Thomas Sankara was president of Burkina Faso from 1983 until his assassination in 1987. He launched the most ambitious program for social and economic change ever attempted on the African continent. To symbolize this new autonomy and rebirth, he even renamed the country from the French colonial Upper Volta to Burkina Faso (“Land of Upright Men”).
Sankara lived ascetically with few possessions, and kept a minimal salary once assuming power. When asked why he didn’t want his portrait hung in public places, as was the norm for other African leaders, Sankara replied “There are seven million Thomas Sankaras.”
Sankara’s commitment to women’s rights led him to outlaw female genital mutilation, forced marriages and polygamy; while appointing females to high governmental positions and encouraging them to work outside the home and stay in school even if pregnant.
His domestic policies were focused on preventing famine with agrarian self-sufficiency and land reform, prioritizing education with a nation-wide literacy campaign, and promoting public health by vaccinating 2.5 million children against meningitis, yellow fever and measles. He planted over ten million trees to halt growing desertification, doubled wheat production by redistributing land from feudal landlords to peasants and suspending rural poll taxes and domestic rents. Sankara established an ambitious road and rail construction program to “tie the nation together.”On the localized level Sankara also called on every village to build a medical dispensary and had over 350 communities construct schools with their own labour.

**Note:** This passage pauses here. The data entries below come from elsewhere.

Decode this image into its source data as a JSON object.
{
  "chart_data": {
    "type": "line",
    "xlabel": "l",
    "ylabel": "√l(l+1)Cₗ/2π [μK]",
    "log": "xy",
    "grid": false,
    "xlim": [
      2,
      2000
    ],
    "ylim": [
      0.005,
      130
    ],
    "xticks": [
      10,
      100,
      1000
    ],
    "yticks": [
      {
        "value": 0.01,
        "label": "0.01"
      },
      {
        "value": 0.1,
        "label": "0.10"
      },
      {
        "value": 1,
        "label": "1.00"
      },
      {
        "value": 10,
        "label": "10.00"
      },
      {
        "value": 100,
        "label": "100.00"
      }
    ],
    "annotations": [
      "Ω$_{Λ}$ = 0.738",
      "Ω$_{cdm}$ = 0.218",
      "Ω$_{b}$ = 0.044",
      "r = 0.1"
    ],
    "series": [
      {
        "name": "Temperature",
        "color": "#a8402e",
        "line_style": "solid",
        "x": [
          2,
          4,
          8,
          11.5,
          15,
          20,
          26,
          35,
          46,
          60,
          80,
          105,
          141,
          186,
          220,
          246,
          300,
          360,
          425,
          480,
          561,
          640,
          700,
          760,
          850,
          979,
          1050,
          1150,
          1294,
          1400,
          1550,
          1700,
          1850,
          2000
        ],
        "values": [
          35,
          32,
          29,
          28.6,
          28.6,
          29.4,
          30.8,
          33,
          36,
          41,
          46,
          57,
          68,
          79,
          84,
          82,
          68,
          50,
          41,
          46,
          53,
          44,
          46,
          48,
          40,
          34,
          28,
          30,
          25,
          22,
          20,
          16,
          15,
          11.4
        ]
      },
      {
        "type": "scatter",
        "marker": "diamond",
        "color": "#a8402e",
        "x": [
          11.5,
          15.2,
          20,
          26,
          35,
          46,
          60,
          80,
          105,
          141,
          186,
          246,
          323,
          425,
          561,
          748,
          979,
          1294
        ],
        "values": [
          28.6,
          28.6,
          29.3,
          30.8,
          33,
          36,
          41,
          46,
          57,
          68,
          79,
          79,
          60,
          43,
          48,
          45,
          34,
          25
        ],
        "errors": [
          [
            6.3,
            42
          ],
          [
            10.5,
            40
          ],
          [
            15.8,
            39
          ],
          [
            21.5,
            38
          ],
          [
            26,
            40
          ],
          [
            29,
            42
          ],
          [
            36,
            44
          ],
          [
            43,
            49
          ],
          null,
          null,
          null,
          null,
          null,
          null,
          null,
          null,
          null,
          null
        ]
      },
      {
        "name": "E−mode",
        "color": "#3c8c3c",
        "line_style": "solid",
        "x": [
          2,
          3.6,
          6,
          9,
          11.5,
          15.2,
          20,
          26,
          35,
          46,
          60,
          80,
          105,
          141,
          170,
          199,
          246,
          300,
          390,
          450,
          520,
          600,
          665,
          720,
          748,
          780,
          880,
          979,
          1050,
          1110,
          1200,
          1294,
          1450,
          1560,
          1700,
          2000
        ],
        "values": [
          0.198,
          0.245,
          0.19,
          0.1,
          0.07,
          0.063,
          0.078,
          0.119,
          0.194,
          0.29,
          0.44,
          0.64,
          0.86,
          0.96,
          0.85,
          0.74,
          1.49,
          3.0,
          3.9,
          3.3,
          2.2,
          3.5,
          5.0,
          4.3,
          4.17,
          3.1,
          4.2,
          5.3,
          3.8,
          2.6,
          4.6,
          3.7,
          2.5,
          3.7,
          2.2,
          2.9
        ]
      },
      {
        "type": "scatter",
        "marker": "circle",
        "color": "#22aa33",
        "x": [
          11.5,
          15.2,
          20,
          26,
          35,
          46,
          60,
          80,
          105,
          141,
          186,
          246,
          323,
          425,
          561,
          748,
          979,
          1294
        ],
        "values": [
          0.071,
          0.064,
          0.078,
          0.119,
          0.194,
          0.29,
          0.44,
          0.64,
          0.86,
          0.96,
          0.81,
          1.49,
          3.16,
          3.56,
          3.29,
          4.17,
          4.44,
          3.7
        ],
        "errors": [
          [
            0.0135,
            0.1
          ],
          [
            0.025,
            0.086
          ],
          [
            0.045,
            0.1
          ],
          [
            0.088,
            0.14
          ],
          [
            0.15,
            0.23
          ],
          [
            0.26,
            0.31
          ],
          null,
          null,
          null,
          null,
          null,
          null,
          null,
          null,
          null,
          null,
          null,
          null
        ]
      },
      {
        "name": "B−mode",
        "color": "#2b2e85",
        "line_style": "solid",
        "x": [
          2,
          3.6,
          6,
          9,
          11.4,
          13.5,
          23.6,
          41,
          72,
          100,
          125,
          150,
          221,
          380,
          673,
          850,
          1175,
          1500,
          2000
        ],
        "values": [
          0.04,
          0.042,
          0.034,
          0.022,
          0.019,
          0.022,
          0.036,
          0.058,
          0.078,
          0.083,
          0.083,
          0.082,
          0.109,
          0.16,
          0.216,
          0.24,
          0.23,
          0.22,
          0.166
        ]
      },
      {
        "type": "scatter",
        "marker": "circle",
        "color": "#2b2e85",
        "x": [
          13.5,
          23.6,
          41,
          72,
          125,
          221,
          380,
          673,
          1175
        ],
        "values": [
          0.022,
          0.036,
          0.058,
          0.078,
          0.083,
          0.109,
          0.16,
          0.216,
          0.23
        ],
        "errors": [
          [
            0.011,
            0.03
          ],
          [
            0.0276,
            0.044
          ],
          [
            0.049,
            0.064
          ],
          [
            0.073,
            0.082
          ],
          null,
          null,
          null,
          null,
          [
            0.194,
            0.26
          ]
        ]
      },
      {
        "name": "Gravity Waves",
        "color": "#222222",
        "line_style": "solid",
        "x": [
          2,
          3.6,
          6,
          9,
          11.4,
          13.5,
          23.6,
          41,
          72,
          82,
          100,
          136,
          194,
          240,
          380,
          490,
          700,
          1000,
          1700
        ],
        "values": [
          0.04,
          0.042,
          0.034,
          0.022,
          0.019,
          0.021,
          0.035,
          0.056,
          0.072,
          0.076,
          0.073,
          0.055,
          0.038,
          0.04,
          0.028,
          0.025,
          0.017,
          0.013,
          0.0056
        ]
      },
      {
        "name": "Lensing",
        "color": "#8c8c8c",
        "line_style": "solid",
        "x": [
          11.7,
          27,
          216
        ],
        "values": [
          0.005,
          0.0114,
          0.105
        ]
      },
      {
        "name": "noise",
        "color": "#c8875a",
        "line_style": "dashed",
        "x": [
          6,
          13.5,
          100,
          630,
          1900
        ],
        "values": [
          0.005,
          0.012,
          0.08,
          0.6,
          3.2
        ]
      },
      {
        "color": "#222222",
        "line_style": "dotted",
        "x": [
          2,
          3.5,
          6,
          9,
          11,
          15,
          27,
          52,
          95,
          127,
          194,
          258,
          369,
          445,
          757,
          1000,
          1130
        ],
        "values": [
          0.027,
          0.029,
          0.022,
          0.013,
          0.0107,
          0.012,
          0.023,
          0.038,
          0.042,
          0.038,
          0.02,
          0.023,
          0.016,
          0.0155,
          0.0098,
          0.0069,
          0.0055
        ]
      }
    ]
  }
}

His foreign policies were centered around anti-imperialism, with his government eschewing all foreign aid, pushing for odious debt reduction, nationalizing all land and mineral wealth, and averting the power and influence of the International Monetary Fund (IMF) and World Bank.
But Sankara was not a democrat and he increasingly exerted authoritarian control over the nation, eventually banning unions and a free press, which he believed could stand in the way of his plans and be manipulated by powerful outside influences.
A week prior to his murder Sankara gave what would become his own epitaph, remarking that “while revolutionaries as individuals can be murdered, you cannot kill ideas.”